Deze uitspraak is vastgesteld door mr. G.J. van Leijenhorst, mr. J.J.J. Engel en mr. A.N. Labohm in tegenwoordigheid van de griffier mr. A.G. Detweiler-Cox. De beslissing is op 26 augustus 2015 in het openbaar uitgesproken. Bij afwezigheid van de voorzitter is de uitspraak ondertekend door de oudste raadsheer.
aangetekend aan
partijen verzonden:
Zowel de belanghebbende als het daartoe bevoegde bestuursorgaan kanbinnen zes wekenna de verzenddatum van deze uitspraak beroep in cassatie instellen bij de Hoge Raad der Nederlanden. Daarbij moet het volgende in acht worden genomen:
Bij het beroepschrift wordt een kopie van deze uitspraak gevoegd.

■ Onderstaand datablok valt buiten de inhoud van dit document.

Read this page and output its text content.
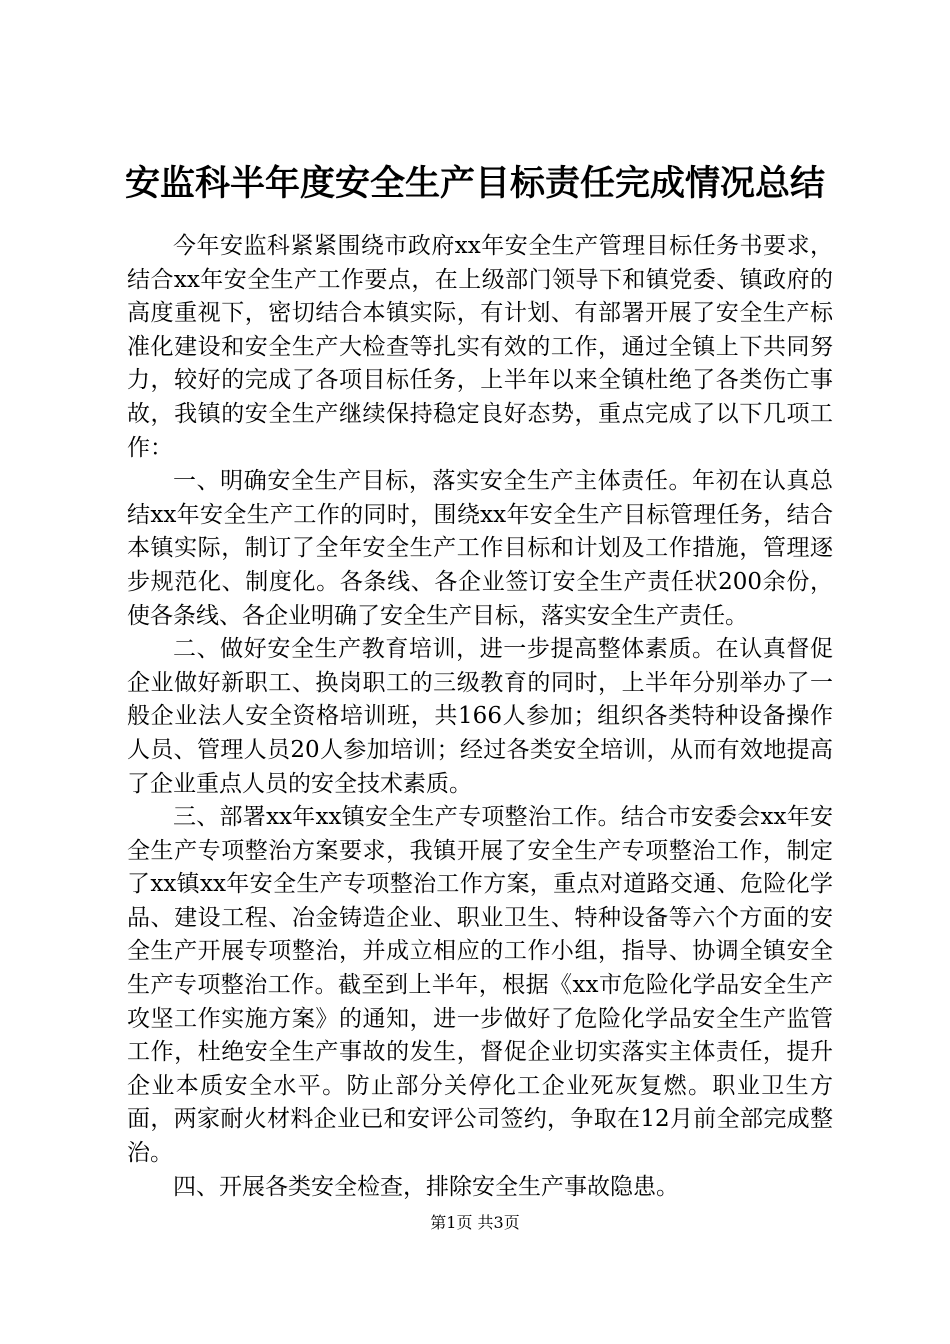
安监科半年度安全生产目标责任完成情况总结

今年安监科紧紧围绕市政府xx年安全生产管理目标任务书要求，结合xx年安全生产工作要点，在上级部门领导下和镇党委、镇政府的高度重视下，密切结合本镇实际，有计划、有部署开展了安全生产标准化建设和安全生产大检查等扎实有效的工作，通过全镇上下共同努力，较好的完成了各项目标任务，上半年以来全镇杜绝了各类伤亡事故，我镇的安全生产继续保持稳定良好态势，重点完成了以下几项工作：

一、明确安全生产目标，落实安全生产主体责任。年初在认真总结xx年安全生产工作的同时，围绕xx年安全生产目标管理任务，结合本镇实际，制订了全年安全生产工作目标和计划及工作措施，管理逐步规范化、制度化。各条线、各企业签订安全生产责任状200余份，使各条线、各企业明确了安全生产目标，落实安全生产责任。

二、做好安全生产教育培训，进一步提高整体素质。在认真督促企业做好新职工、换岗职工的三级教育的同时，上半年分别举办了一般企业法人安全资格培训班，共166人参加；组织各类特种设备操作人员、管理人员20人参加培训；经过各类安全培训，从而有效地提高了企业重点人员的安全技术素质。

三、部署xx年xx镇安全生产专项整治工作。结合市安委会xx年安全生产专项整治方案要求，我镇开展了安全生产专项整治工作，制定了xx镇xx年安全生产专项整治工作方案，重点对道路交通、危险化学品、建设工程、冶金铸造企业、职业卫生、特种设备等六个方面的安全生产开展专项整治，并成立相应的工作小组，指导、协调全镇安全生产专项整治工作。截至到上半年，根据《xx市危险化学品安全生产攻坚工作实施方案》的通知，进一步做好了危险化学品安全生产监管工作，杜绝安全生产事故的发生，督促企业切实落实主体责任，提升企业本质安全水平。防止部分关停化工企业死灰复燃。职业卫生方面，两家耐火材料企业已和安评公司签约，争取在12月前全部完成整治。

四、开展各类安全检查，排除安全生产事故隐患。

第1页 共3页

Het beroepschrift wordt ondertekend en bevat ten minste:
- de naam en het adres van de indiener;
- de dagtekening;
- de gronden van het beroep in cassatie.

Het beroepschrift moet worden gezonden aan de Hoge Raad der Nederlanden (belastingkamer), Postbus 20303, 2500 EH Den Haag.

De partij die beroep in cassatie instelt is griffierecht verschuldigd en zal daarover bericht ontvangen van de griffier van de Hoge Raad. In het cassatieberoepschrift kan worden verzocht de wederpartij te veroordelen in de proceskosten.